Les hôpitaux étendront leurs activités au sein de la communauté. Ils feront face à des problèmes nécessitant un élargissement de leurs objectifs et une meilleure définition de ceux-ci, afin de prendre en compte la médecine préventive et la pratique de l'hygiène publique.
  • Le CHR aura dans la vie sanitaire de la région une grande puissance d'attraction, poussant les hôpitaux périphériques à une définition précise de leurs propres prestations : établissements pour chroniques ou handicapés, centres de rééducation, maisons médicales de retraite.
  • La médecine de ville, déchargée des investigations somatiques, se consacrera plus à une pratique d'accompagnement portant sur des soins psycho-somatiques, où l'heure d'écoute sera enfin remboursée comme une heure de soins. La spécialisation anatomo-clinique est le point extrême de la réussite technique ; elle laisse cependant en suspens le problème énorme de l'écoute du malade, de l'éducation sanitaire, de l'accompagnement psychologique.

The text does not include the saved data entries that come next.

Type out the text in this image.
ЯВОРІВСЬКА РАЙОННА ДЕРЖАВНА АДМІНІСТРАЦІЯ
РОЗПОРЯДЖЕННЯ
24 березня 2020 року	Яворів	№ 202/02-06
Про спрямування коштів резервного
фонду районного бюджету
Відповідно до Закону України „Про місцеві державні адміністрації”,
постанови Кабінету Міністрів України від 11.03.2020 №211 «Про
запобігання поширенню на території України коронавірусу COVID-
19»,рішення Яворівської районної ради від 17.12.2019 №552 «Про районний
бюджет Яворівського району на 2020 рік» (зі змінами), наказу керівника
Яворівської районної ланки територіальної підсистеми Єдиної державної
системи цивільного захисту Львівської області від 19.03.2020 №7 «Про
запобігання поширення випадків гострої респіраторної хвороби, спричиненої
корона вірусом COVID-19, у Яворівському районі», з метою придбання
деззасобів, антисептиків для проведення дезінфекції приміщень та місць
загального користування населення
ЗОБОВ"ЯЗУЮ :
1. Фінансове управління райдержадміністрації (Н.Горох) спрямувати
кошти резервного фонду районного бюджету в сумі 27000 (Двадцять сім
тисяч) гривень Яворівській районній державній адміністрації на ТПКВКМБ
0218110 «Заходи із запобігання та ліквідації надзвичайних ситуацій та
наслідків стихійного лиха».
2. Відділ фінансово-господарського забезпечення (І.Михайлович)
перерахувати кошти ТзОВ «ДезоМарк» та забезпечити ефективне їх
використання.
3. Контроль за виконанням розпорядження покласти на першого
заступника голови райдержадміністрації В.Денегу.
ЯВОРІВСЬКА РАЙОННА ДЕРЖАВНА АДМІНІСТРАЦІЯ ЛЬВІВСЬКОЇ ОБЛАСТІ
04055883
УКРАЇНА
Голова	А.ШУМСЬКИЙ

  • Les services hospitaliers, de petites tailles, hautement spécialisés, se concentreront sur leurs savoir-faire : bilans, soins intensifs, réanimation.
  • Les durées de séjour extrêmement brèves alliées à l'hôpital de jour et l'hospitalisation à domicile réduiront à peu les anciens services de médecine et de chirurgie générales. La chirurgie devient plus complète, moins mutilante, plus fine grâce aux techniques de l'imagerie interventionnelle, de la chirurgie sans bistouri par laser, de l'endoscopie interventionnelle.
  • L'hôpital s'allégera progressivement des charges logistiques, qui seront confiées à des partenaires extérieurs, pour se consacrer à la maîtrise des activités médicales.Pour le bien des populations à soigner, l'hôpital se doit de se concentrer sur des priorités définies, dépendantes elles-mêmes à la fois des points forts de la structure et de la demande sectorielle.
  • Le Pr A. Steg le dit nettement dans son rapport sur l'Urgence à l'hôpital (1989) : « Il faut accepter l'idée qu'on ne peut pas tout faire partout. »
  • Aujourd'hui c'est l'égalité d'accès aux établissements qui est cause d'une inégalité dans la qualité des prestations. Un guide Michelin - basé sur des données objectives - des actuels services des urgences montrerait la présence d'établissements « trois étoiles » et d'établissements malchanceux. Le véritable objectif est dans l'égalité d'accès à des ressources équivalentes. Cela suppose d'accepter que chaque structure de soins développe ses compétences distinctives. Nous allons ainsi vers la fin de la dangereuse homogénéité du service public pour la population.
  • Toute organisation a en son sein des tendances bureaucratiques, mais celles-ci deviennent exagérément présentes lorsque « l'entreprise consacre moins de deux tiers de son énergie à ses activités et plus d'un tiers à son organisation » (S. Davis, 1988).Là, le système se nourrit de lui-même. Au lieu de se centrer sur l'essentiel : la détection de ses marchés ou la recherche technologique, l'hôpital se donne du travail à lui-même par la multiplicité d'écrits de service à service, de notes en réponse à d'autres notes, de stériles réunions. Mais peut-être l'illogisme procédurier a-t-il un sens profond : l'organisation stabilisée des ensembles humains serait une réassurance contre une anxiété primitive. Le même rassure, mais hélas il est dysfonctionnel.
  • Les individus « se servent des institutions dont ils sont membres pour renforcer des mécanismes de défense contre l'anxiété, en particulier contre le retour d'anxiétés primitives, paranoïdes et dépressives » (E. Jacques, 1955).
  • Le plus gros risque aujourd'hui est de ne pas en prendre, et d'espérer que le souffle du changement passera au loin. L'état d'équilibre, qui a longtemps constitué le modèle du monde, est devenu aujourd'hui un cas particulier parmi une pluralité d'états instables, comme la verticale n'est qu'un cas particulier de l'oblique. Comme le rappelle avec force M. Serres (1980) : « Le réel n'est pas rationnel ; il est improbable et miraculeux » .
  • Il n'y a pas de théorie du management qui permette de réduire l'incertitude du futur. Une sécurité ressentie peut naître de la confiance provisoire dans les capacités d'adaptation des acteurs.